So if the compiler is only doing stupid-simple scanning of the replacement-field, looking for a delimiter, it would have to keep track of double-quote pairs too, and that means it has to handle more escape sequences, etc. (it may well have to anyway, depending on how the WG decides to specify the processing logic, but I was trying to keep it very dumb/lazy parsing)
That same scanning is what a brain needs to do. So, definitely, it needs to be KISSed into not needing a second look. An "introducer-parameters" replacement field would have been easier to deal with, since its "found introducer, now match what follows against a simple pattern until some space". I'm not sure how the double-quotes would be an issue, but it sounds like you're trying to just copy Python.
But anyway, I thought it would be better to try to keep to the existing C++ format-string syntax as much as possible. I think that's what users would expect?
Sure, I suppose now that the paint has finished drying. I've gotten used to whatever is already in-place, which really means anything now.
What I would like out of something like this: No new framework or runtime coupling. No new syntax that performs allocations. Just syntax-only WYSIWYG, and the translation of WYS to WYG is just an exercise in rearranging symbols. I was thinking of something along the lines of infixes between literal fragments, since this would work well with a simple preprocessor (token-pasting aside).

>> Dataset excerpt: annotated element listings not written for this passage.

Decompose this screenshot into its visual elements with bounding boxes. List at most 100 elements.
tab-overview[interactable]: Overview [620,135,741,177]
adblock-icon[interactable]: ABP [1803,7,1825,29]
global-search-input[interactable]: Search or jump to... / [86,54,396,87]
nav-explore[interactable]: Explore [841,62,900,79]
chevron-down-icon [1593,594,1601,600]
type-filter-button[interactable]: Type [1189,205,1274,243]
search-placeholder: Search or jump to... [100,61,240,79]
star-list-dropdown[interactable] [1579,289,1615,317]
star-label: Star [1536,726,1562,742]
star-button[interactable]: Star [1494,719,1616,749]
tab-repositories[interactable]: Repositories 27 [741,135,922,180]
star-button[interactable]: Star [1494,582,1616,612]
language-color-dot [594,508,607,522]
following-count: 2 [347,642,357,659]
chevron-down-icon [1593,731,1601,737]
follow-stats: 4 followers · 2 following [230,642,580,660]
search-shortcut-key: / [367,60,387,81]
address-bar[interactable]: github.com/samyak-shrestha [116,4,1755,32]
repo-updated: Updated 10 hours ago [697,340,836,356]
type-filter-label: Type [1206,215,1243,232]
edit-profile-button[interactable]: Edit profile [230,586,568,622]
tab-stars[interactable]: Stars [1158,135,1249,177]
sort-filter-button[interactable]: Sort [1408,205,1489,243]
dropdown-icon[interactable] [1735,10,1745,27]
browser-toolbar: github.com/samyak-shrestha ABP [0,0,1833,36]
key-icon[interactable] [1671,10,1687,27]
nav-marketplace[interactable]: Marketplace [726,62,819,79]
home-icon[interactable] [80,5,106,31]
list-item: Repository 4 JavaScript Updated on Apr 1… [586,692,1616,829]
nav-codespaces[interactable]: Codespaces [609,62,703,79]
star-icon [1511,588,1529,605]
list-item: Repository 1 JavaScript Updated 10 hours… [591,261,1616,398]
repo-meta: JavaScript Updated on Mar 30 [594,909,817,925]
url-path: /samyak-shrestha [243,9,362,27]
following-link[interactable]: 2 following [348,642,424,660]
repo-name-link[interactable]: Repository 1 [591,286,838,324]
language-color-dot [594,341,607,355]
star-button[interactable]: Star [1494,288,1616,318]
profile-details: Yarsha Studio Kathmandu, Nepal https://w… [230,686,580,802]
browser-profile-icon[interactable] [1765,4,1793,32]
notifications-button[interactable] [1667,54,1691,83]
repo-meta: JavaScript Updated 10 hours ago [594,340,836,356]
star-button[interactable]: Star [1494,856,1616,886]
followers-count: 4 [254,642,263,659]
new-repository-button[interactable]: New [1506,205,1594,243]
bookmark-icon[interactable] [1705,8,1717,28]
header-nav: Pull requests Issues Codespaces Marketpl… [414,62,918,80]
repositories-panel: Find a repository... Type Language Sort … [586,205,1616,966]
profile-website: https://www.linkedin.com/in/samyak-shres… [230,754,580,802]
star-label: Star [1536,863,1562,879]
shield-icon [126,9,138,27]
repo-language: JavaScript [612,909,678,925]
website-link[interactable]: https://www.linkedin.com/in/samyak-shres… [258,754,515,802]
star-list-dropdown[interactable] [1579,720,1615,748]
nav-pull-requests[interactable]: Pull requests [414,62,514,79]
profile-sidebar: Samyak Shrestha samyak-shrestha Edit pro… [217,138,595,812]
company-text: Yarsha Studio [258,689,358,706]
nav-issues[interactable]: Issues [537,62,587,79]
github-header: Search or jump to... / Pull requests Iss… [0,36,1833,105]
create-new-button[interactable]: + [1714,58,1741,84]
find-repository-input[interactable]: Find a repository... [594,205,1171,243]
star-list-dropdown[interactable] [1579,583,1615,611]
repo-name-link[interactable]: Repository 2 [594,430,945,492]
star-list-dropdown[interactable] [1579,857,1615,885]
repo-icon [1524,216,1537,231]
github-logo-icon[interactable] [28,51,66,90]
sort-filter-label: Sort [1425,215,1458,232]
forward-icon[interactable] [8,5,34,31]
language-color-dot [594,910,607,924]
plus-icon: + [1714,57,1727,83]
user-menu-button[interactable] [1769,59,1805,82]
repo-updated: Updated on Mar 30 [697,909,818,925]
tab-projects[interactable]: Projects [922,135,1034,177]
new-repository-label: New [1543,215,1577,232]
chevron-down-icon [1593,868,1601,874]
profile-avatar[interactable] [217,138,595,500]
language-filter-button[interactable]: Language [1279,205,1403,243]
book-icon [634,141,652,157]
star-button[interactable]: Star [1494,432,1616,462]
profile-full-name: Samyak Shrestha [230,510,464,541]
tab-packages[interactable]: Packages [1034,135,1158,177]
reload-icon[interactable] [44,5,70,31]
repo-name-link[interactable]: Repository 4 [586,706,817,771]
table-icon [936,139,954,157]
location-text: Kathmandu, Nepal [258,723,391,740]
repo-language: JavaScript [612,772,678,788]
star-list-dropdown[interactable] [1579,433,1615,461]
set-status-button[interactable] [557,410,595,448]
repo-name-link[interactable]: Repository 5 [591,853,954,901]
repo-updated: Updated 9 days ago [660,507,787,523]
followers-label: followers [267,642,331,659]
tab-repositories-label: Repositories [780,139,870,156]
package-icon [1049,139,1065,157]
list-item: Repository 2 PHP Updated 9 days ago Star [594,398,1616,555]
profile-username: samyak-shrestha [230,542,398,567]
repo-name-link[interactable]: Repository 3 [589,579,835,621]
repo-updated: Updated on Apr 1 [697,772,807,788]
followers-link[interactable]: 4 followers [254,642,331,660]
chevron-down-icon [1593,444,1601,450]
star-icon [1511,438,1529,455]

OTOH, large applications that handle text for presentation with format strings do so parametrically, (format strings with numbered arguments in different places depending on locale) so this would be more of a thing for small project readability.
It also helps if it doesn't look itself like a regular expression. Not that the status-quo has this problem per-se, they still don't read well with find & replace (each "{" has to be escaped, but who uses regex anyway?).